November 20, 2017

Clearing the smoke at Kaiser Permanente

“Once you made it inconvenient, I finally took steps to quit.”

— Former smoker, employee at Kaiser Permanente, 1980s.

Medical professional at Kaiser Permanente smoking a pipe and inspecting an X-ray, circa 1960

It wasn’t that long ago that cigarettes were an accepted part of the cultural landscape. It’s well-known that tobacco companies used to promote endorsements from physicians (although none from Permanente Medical Group doctors), and smoking in hospitals was typical, Kaiser Permanente facilities included.

A 1960s brochure from the Kaiser Permanente hospital in Fontana, Calif., cautioned patients that “Bedding can burn. Be careful with cigarettes and matches.” Staff housekeepers in many offices complained that one of their most common problems was fires in waste cans, because people would dump cigarette butts that weren't completely put out. As medical evidence about tobacco’s harm piled up, however, it became clear that the smoking habit should not be part of the environment in health care facilities.

Kaiser Permanente first drove smoking out of its facilities in the 1980s. At first, the offices were smoke-free, then whole buildings. On January 1, 1987, a no-smoking policy went into effect in all Kaiser Permanente facilities throughout the Northwest Region. But people still went outside to smoke.

Anxious prospective fathers’ ashtray, “Dream Hospital” newsreel, 1953

California passed AB-13 prohibiting smoking in places of employment in 1997. On January 1, 2000, Southern California Kaiser Permanente banned smoking anywhere on campus property (including outdoor areas like parking lots, which were not included in prior local or state laws) making it the first major health care organization in the country to adopt such a sweeping policy.

There's good evidence that the harder you make it for people to smoke, the more likely they are to quit.

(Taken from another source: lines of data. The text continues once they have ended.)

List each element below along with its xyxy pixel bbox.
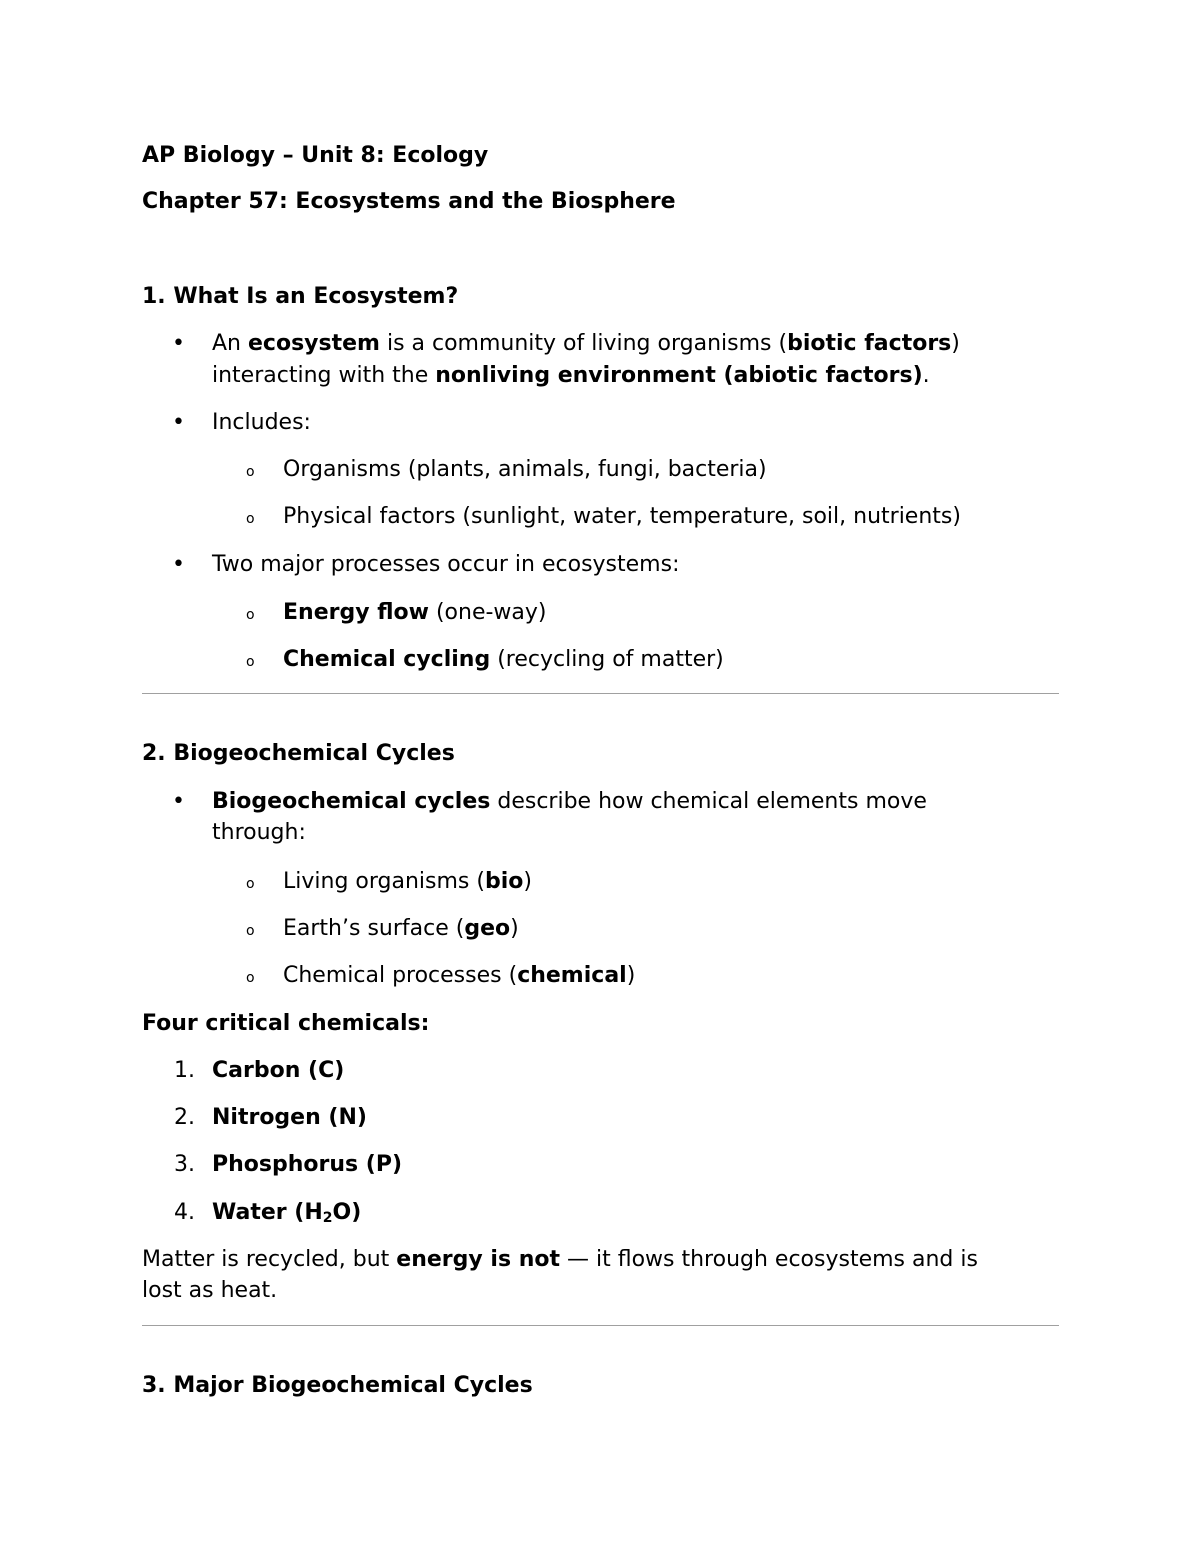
text-run: — it flows through ecosystems and is <box>560 1247 978 1272</box>
document-title: AP Biology – Unit 8: Ecology <box>142 143 489 168</box>
section-1-bullet-1-cont <box>212 360 1058 392</box>
sub-bullet-marker: o <box>246 607 255 623</box>
section-1-bullet-3: Two major processes occur in ecosystems: <box>212 552 680 577</box>
section-1-sub-2: Physical factors (sunlight, water, temperature, soil, nutrients) <box>283 504 961 529</box>
text-run: ) <box>523 869 532 894</box>
closing-paragraph <box>142 1244 1058 1276</box>
sub-bullet-marker: o <box>246 876 255 892</box>
text-run: (recycling of matter) <box>490 647 724 672</box>
term-energy-flow: Energy flow <box>283 600 429 625</box>
horizontal-rule <box>142 693 1059 694</box>
text-run: ) <box>951 331 960 356</box>
bullet-marker: • <box>172 789 185 814</box>
term-biotic-factors: biotic factors <box>787 331 952 356</box>
horizontal-rule <box>142 1325 1059 1326</box>
sub-bullet-marker: o <box>246 464 255 480</box>
section-1-bullet-1 <box>212 328 1058 360</box>
text-run: Water (H <box>212 1200 323 1225</box>
section-2-sub-2 <box>283 913 1058 945</box>
term-energy-is-not: energy is not <box>396 1247 560 1272</box>
text-run: . <box>922 363 930 388</box>
section-1-sub-3 <box>283 597 1058 629</box>
section-1-sub-1: Organisms (plants, animals, fungi, bacteria) <box>283 457 767 482</box>
sub-bullet-marker: o <box>246 923 255 939</box>
four-chemicals-heading: Four critical chemicals: <box>142 1011 430 1036</box>
list-number: 2. <box>174 1105 195 1130</box>
text-run: (one-way) <box>428 600 547 625</box>
subscript: 2 <box>322 1210 333 1226</box>
term-ecosystem: ecosystem <box>248 331 380 356</box>
text-run: O) <box>332 1200 362 1225</box>
section-2-bullet-1 <box>212 786 1058 818</box>
term-abiotic-factors: nonliving environment (abiotic factors) <box>435 363 923 388</box>
term-geo: geo <box>464 916 511 941</box>
text-run: interacting with the <box>212 363 436 388</box>
list-item-water <box>212 1197 1058 1229</box>
bullet-marker: • <box>172 552 185 577</box>
list-number: 3. <box>174 1152 195 1177</box>
section-1-bullet-2: Includes: <box>212 410 311 435</box>
closing-paragraph-cont: lost as heat. <box>142 1278 278 1303</box>
section-2-heading: 2. Biogeochemical Cycles <box>142 741 455 766</box>
section-2-sub-1 <box>283 866 1058 898</box>
sub-bullet-marker: o <box>246 654 255 670</box>
term-chemical-cycling: Chemical cycling <box>283 647 491 672</box>
list-item-phosphorus: Phosphorus (P) <box>212 1152 403 1177</box>
text-run: Earth’s surface ( <box>283 916 465 941</box>
section-2-bullet-1-cont: through: <box>212 820 306 845</box>
section-2-sub-3 <box>283 960 1058 992</box>
bullet-marker: • <box>172 331 185 356</box>
text-run: ) <box>510 916 519 941</box>
text-run: describe how chemical elements move <box>490 789 927 814</box>
list-item-nitrogen: Nitrogen (N) <box>212 1105 367 1130</box>
term-chemical: chemical <box>517 963 627 988</box>
section-1-sub-4 <box>283 644 1058 676</box>
text-run: ) <box>626 963 636 988</box>
text-run: An <box>212 331 248 356</box>
text-run: Chemical processes ( <box>283 963 518 988</box>
bullet-marker: • <box>172 410 185 435</box>
list-number: 4. <box>174 1200 195 1225</box>
list-number: 1. <box>174 1058 195 1083</box>
text-run: is a community of living organisms ( <box>379 331 788 356</box>
list-item-carbon: Carbon (C) <box>212 1058 345 1083</box>
text-run: Living organisms ( <box>283 869 485 894</box>
text-run: Matter is recycled, but <box>142 1247 397 1272</box>
chapter-title: Chapter 57: Ecosystems and the Biosphere <box>142 189 676 214</box>
section-1-heading: 1. What Is an Ecosystem? <box>142 284 459 309</box>
term-bio: bio <box>484 869 524 894</box>
term-biogeochemical-cycles: Biogeochemical cycles <box>212 789 491 814</box>
section-3-heading: 3. Major Biogeochemical Cycles <box>142 1373 533 1398</box>
sub-bullet-marker: o <box>246 511 255 527</box>
sub-bullet-marker: o <box>246 970 255 986</box>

One example comes from a Kaiser Permanente office building in the Portland area in the mid-1980s. A designated smoking shelter had been set up outside of an office building to keep smokers out the rain. But to make a point, a large crane was brought in and removed the structure for a photo opportunity. They unbolted it and lifted it off, a clear message that a haven for smokers was really gone, and they were not going to be able to light up there any longer.

Kaiser Permanente Fontana hospital patient caution regarding smoking in hospital room, circa 1960

Grudgingly, the smokers moved out to the curbs. One employee commented, “You know, I might have still been smoking, but once you made it inconvenient, I finally took steps to quit. What am I doing walking out in the rain to do this, this is ridiculous.”

Current practices to discourage smoking, beyond signage, include features at facilities that encourage healthy activities such as walking paths and outdoor exercise stations.

Now, smoking cessation has new targets – for example, dealing with e-cigarettes and vaping – but the goal remains the same. E.W. Emanuel, MD, of Mid-Atlantic Permanente Medical Group, sums it up well in his March 2017 blog that these new vehicles for tobacco delivery are still considered harmful to adolescents' health. E-cigarettes contain nicotine and other potentially toxic chemicals, and teens who use them may be more likely to start smoking tobacco. Kaiser Permanente offers advice and programs for those wishing to break the tobacco habit.